Following pressure from President Donald Trump, Gov. Bill Lee is calling a special legislative session to redraw congressional maps three months before the scheduled primary. (Photo: John Partipilo)
Responding to President Donald Trump’s pressure, Tennessee Gov. Bill Lee has called a special session to redraw the state’s U.S. House map as the party tries to eliminate the only Democratic-held seat in Memphis.
Lee is calling on state lawmakers to return to the state Capitol on May 5 to pass a new Tennessee U.S. congressional district map, less than two weeks after the state legislature wrapped its annual session.
On Wednesday, the U.S. Supreme Court struck down a key provision of the Voting Rights Act that no longer requires Tennessee and other southern states to create majority-minority districts in their U.S. House and state legislature district maps.
Tennessee, with a Black population of around 16%, was previously required by the Voting Rights Act to draw at least one of its nine congressional districts as majority-minority, effectively helping Democrats hold on to a Memphis-based seat.

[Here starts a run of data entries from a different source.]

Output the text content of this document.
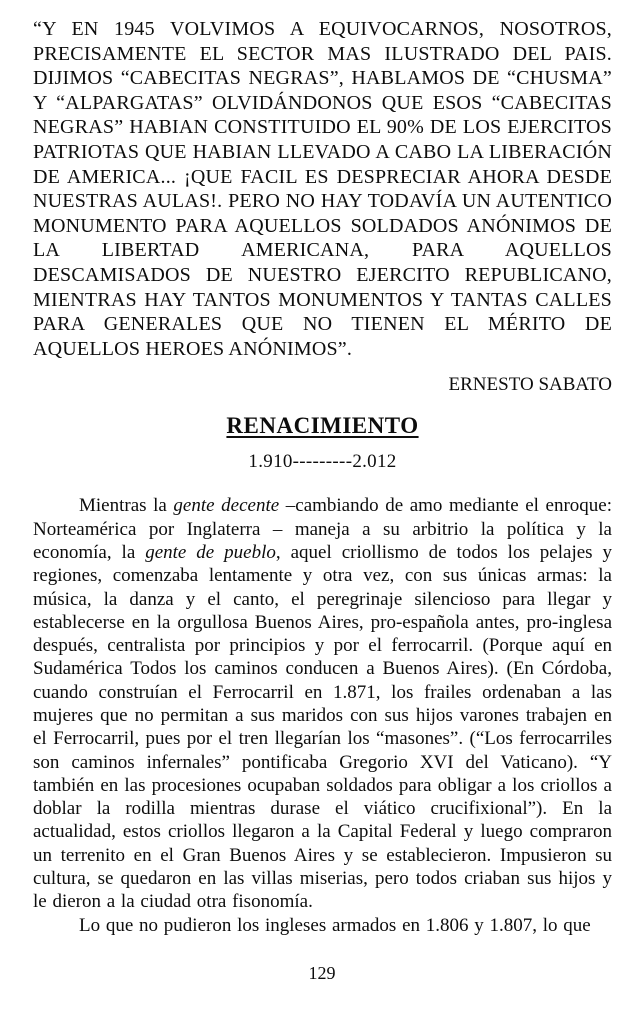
“Y EN 1945 VOLVIMOS A EQUIVOCARNOS, NOSOTROS, PRECISAMENTE EL SECTOR MAS ILUSTRADO DEL PAIS. DIJIMOS “CABECITAS NEGRAS”, HABLAMOS DE “CHUSMA” Y “ALPARGATAS” OLVIDÁNDONOS QUE ESOS “CABECITAS NEGRAS” HABIAN CONSTITUIDO EL 90% DE LOS EJERCITOS PATRIOTAS QUE HABIAN LLEVADO A CABO LA LIBERACIÓN DE AMERICA... ¡QUE FACIL ES DESPRECIAR AHORA DESDE NUESTRAS AULAS!. PERO NO HAY TODAVÍA UN AUTENTICO MONUMENTO PARA AQUELLOS SOLDADOS ANÓNIMOS DE LA LIBERTAD AMERICANA, PARA AQUELLOS DESCAMISADOS DE NUESTRO EJERCITO REPUBLICANO, MIENTRAS HAY TANTOS MONUMENTOS Y TANTAS CALLES PARA GENERALES QUE NO TIENEN EL MÉRITO DE AQUELLOS HEROES ANÓNIMOS”.

ERNESTO SABATO

RENACIMIENTO

1.910---------2.012

Mientras la gente decente –cambiando de amo mediante el enroque: Norteamérica por Inglaterra – maneja a su arbitrio la política y la economía, la gente de pueblo, aquel criollismo de todos los pelajes y regiones, comenzaba lentamente y otra vez, con sus únicas armas: la música, la danza y el canto, el peregrinaje silencioso para llegar y establecerse en la orgullosa Buenos Aires, pro-española antes, pro-inglesa después, centralista por principios y por el ferrocarril. (Porque aquí en Sudamérica Todos los caminos conducen a Buenos Aires). (En Córdoba, cuando construían el Ferrocarril en 1.871, los frailes ordenaban a las mujeres que no permitan a sus maridos con sus hijos varones trabajen en el Ferrocarril, pues por el tren llegarían los “masones”. (“Los ferrocarriles son caminos infernales” pontificaba Gregorio XVI del Vaticano). “Y también en las procesiones ocupaban soldados para obligar a los criollos a doblar la rodilla mientras durase el viático crucifixional”). En la actualidad, estos criollos llegaron a la Capital Federal y luego compraron un terrenito en el Gran Buenos Aires y se establecieron. Impusieron su cultura, se quedaron en las villas miserias, pero todos criaban sus hijos y le dieron a la ciudad otra fisonomía.

Lo que no pudieron los ingleses armados en 1.806 y 1.807, lo que

129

“We owe it to Tennesseans to ensure our congressional districts accurately reflect the will of Tennessee voters,” said Lee in a news release. “After consultation with the Lt. Governor, Speaker of the House, Attorney General, and Secretary of State, I believe the General Assembly has a responsibility to review the map and ensure it remains fair, legal, and defensible.”
TN GOP discussing eliminating the state’s only Democratic-held U.S. House seat
Lawmakers need to move fast to change the maps before the 2026 midterm elections, as Tennessee’s Congressional primaries will be held on Aug. 6. The qualifying deadline to run in those elections has already passed, and campaigns are in full swing
Republicans currently hold an 8-1 advantage in congressional seats over Democrats. Tennessee is a Republican stronghold that Trump won with around 64% of the vote in 2024. But if party representation were equally distributed without gerrymandering, Democrats would likely hold two or three of the state’s U.S. House seats.
The Republican advantage is even stronger in the state legislature. Republicans control 75% of the state House seats and 81% of the state Senate.
Tennessee Republicans in 2022 were legally able to eliminate a Democratic-held seat in Nashville by splitting it across three congressional districts. This led Democrats to lose the 5th district seat, which the party had held since the end of the 1870s Reconstruction era.
Tennessee U.S. Sen. Marsha Blackburn, a Republican running for governor this year, shared a photo on social media of a map showing the GOP winning all nine congressional districts by large margins.
The Lookout, using the nonpartisan Dave’s Redistricting, was able to replicate a similar map to the one Blackburn proposed, but not with the same margins she posted. Based on the 2024 Presidential election, Republicans could achieve a 9-0 outcome, essentially cracking Nashville and Memphis, but would shrink their margins in almost every district.
The map created by the Lookout shows nine districts where Republicans won 60% of the vote based on the 2024 Presidential election. But now six districts would have Republican advantages of less than 12 percentage points, compared to the current two.
Blackburn’s map appears to be based on the 2024 presidential election margin, not the Republican percentage of the vote over 50%, which is how nonpartisan organizations like Cook Political Report rate districts.